Se imperi economici si sono costruiti sulla fortuna delle consolle e degli idraulici di origine italiana in lotta contro tartarughe e mostri vari, un motivo forse ci sarà. Se tanti italiani hanno fatto fortuna programmando videogiochi in giro per il mondo, idem. Insomma, qualcuno al Comune sembrava averci visto giusto, essersene accorto, fino a decidere di dare il giusto riconoscimento a questa forma culturale, intesa nella sua accezione più alta e all’universo storico-economico che c’è alle spalle.
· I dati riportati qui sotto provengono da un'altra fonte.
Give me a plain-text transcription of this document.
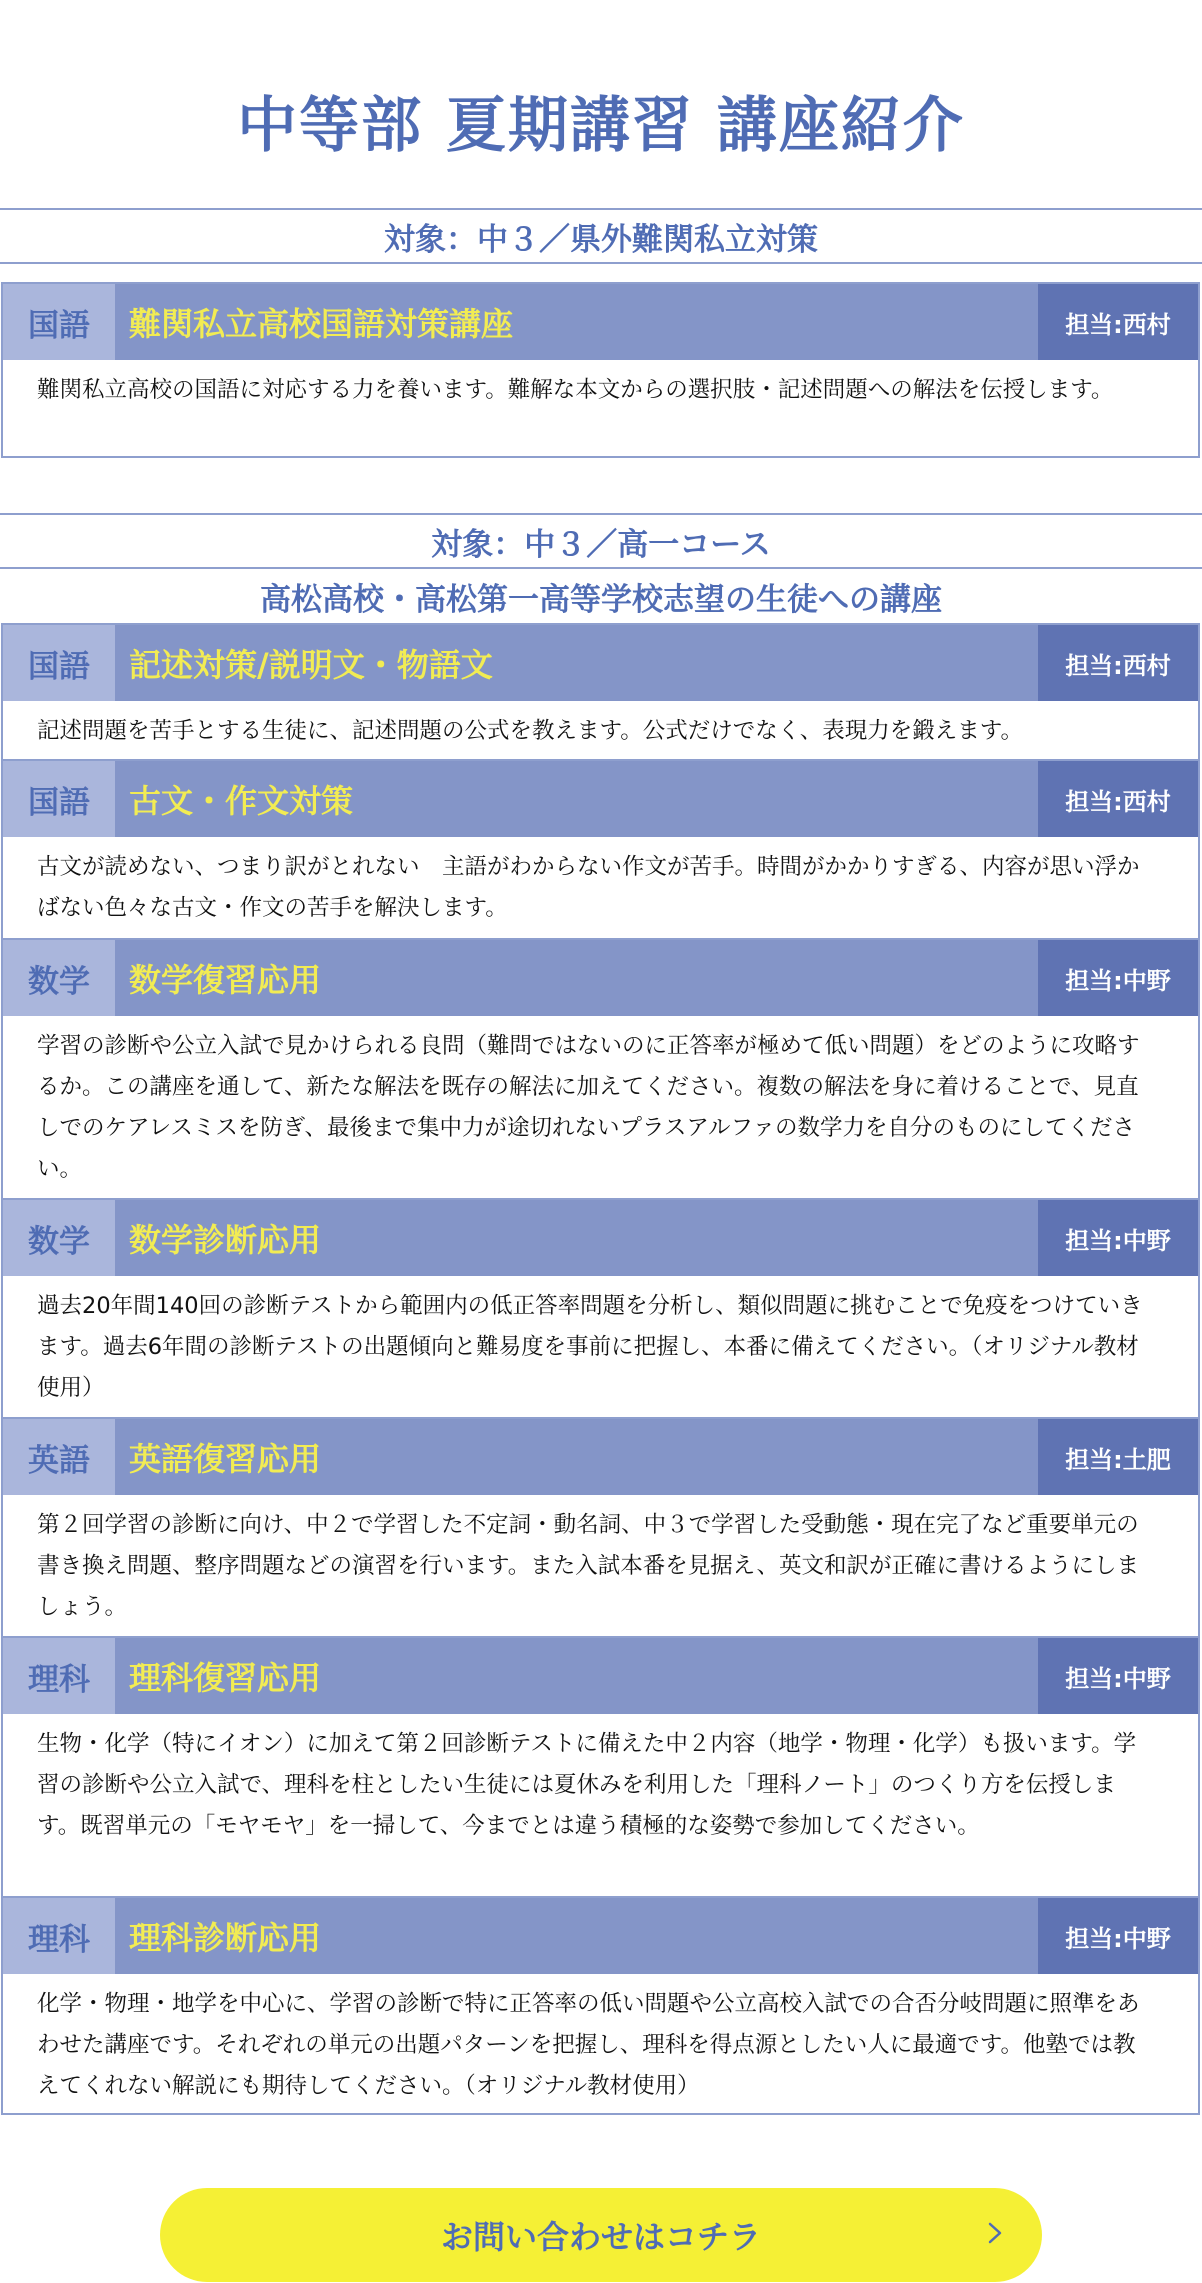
中等部 夏期講習 講座紹介
対象：中３／県外難関私立対策
国語	難関私立高校国語対策講座	担当:西村
難関私立高校の国語に対応する力を養います。難解な本文からの選択肢・記述問題への解法を伝授します。
対象：中３／高一コース
高松高校・高松第一高等学校志望の生徒への講座
国語	記述対策/説明文・物語文	担当:西村
記述問題を苦手とする生徒に、記述問題の公式を教えます。公式だけでなく、表現力を鍛えます。
国語	古文・作文対策	担当:西村
古文が読めない、つまり訳がとれない　主語がわからない作文が苦手。時間がかかりすぎる、内容が思い浮かばない色々な古文・作文の苦手を解決します。
数学	数学復習応用	担当:中野
学習の診断や公立入試で見かけられる良問（難問ではないのに正答率が極めて低い問題）をどのように攻略するか。この講座を通して、新たな解法を既存の解法に加えてください。複数の解法を身に着けることで、見直しでのケアレスミスを防ぎ、最後まで集中力が途切れないプラスアルファの数学力を自分のものにしてください。
数学	数学診断応用	担当:中野
過去20年間140回の診断テストから範囲内の低正答率問題を分析し、類似問題に挑むことで免疫をつけていきます。過去6年間の診断テストの出題傾向と難易度を事前に把握し、本番に備えてください。（オリジナル教材使用）
英語	英語復習応用	担当:土肥
第２回学習の診断に向け、中２で学習した不定詞・動名詞、中３で学習した受動態・現在完了など重要単元の書き換え問題、整序問題などの演習を行います。また入試本番を見据え、英文和訳が正確に書けるようにしましょう。
理科	理科復習応用	担当:中野
生物・化学（特にイオン）に加えて第２回診断テストに備えた中２内容（地学・物理・化学）も扱います。学習の診断や公立入試で、理科を柱としたい生徒には夏休みを利用した「理科ノート」のつくり方を伝授します。既習単元の「モヤモヤ」を一掃して、今までとは違う積極的な姿勢で参加してください。
理科	理科診断応用	担当:中野
化学・物理・地学を中心に、学習の診断で特に正答率の低い問題や公立高校入試での合否分岐問題に照準をあわせた講座です。それぞれの単元の出題パターンを把握し、理科を得点源としたい人に最適です。他塾では教えてくれない解説にも期待してください。（オリジナル教材使用）
お問い合わせはコチラ
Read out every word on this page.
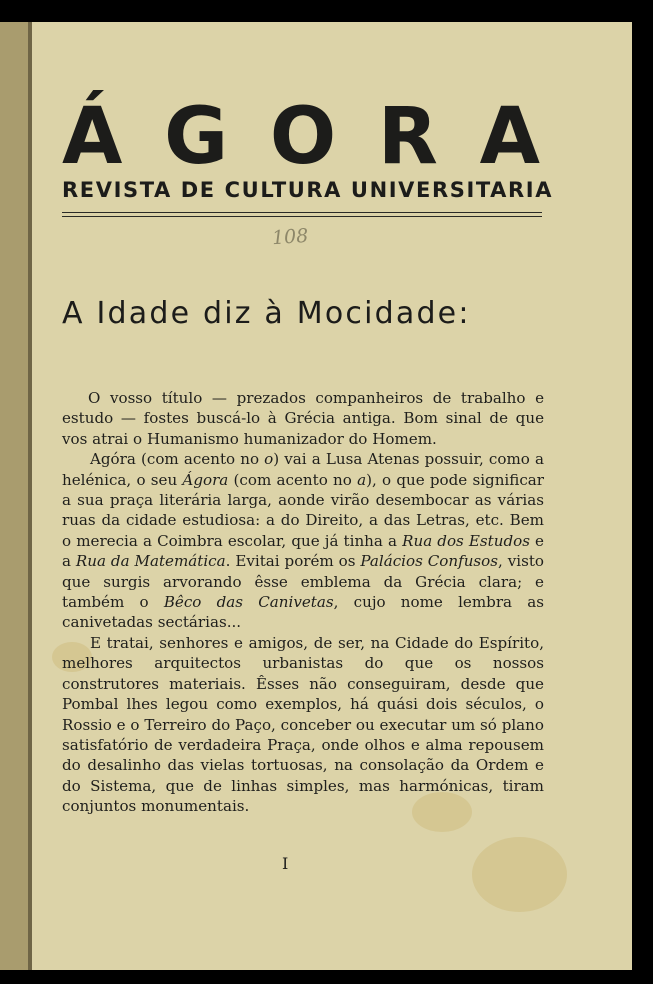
ÁGORA
REVISTA DE CULTURA UNIVERSITARIA
108
A Idade diz à Mocidade:

O vosso título — prezados companheiros de trabalho e estudo — fostes buscá-lo à Grécia antiga. Bom sinal de que vos atrai o Humanismo humanizador do Homem.

Agóra (com acento no o) vai a Lusa Atenas possuir, como a helénica, o seu Ágora (com acento no a), o que pode significar a sua praça literária larga, aonde virão desembocar as várias ruas da cidade estudiosa: a do Direito, a das Letras, etc. Bem o merecia a Coimbra escolar, que já tinha a Rua dos Estudos e a Rua da Matemática. Evitai porém os Palácios Confusos, visto que surgis arvorando êsse emblema da Grécia clara; e também o Bêco das Canivetas, cujo nome lembra as canivetadas sectárias...

E tratai, senhores e amigos, de ser, na Cidade do Espírito, melhores arquitectos urbanistas do que os nossos construtores materiais. Êsses não conseguiram, desde que Pombal lhes legou como exemplos, há quási dois séculos, o Rossio e o Terreiro do Paço, conceber ou executar um só plano satisfatório de verdadeira Praça, onde olhos e alma repousem do desalinho das vielas tortuosas, na consolação da Ordem e do Sistema, que de linhas simples, mas harmónicas, tiram conjuntos monumentais.

I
È così che è nato Vigamus: partito in sordina, con pochi mezzi, cresciuto con il passaparola, con una “rete” di relazioni intrecciate con le altre associazioni culturali della Capitale che si occupano del “sottomondo”, quasi un lato B dell’audiovisivo e della carta stampata: l’Animazione, il Fumetto, il Cosplay, il gioco di ruolo ai massimi livelli.

Per queste associazioni silenti, ma che impegnano migliaia di soci volontari, Vigamus è stato un punto di riferimento, un luogo in cui essere ospitate, poter organizzare eventi, incontri, convegni. Un luogo in cui confrontarsi, crescere. Da un punto di vista culturale e – quindi – anche economico. Perché la cultura – e anche questa lo è, sarebbe cieco non vederlo – può contribuire alla crescita dell’economia, a mettere in circolo idee che potranno trasformarsi in startup, in qualcosa di grande.

Ecco, ora arriva la notizia che il Comune mette sotto sfratto Vigamus, perché in quei locali – che, attenzione, sono stanze di un seminterrato – ha intenzione di aprire una biblioteca. Nulla da eccepire sulla necessità di aprire presidi culturali, ma la questione è un’altra: davvero in un quartiere in cui gli stabili dismessi dai militari sono decine e con cubature immense, c’è bisogno di recuperare poche centinaia di metri quadrati da un punto di riferimento dei giovani romani? Davvero non c’è possibilità di trovare una soluzione alternativa? Oppure quegli stabili, palazzi giganteschi e deserti, del Comune devono fare altra fine, magari essere venduti a qualche cordata di palazzinari?

Questo è un appello pubblico: #VIGAMUSNONSISFRATTA è l’hashtag di riferimento. Facciamolo girare.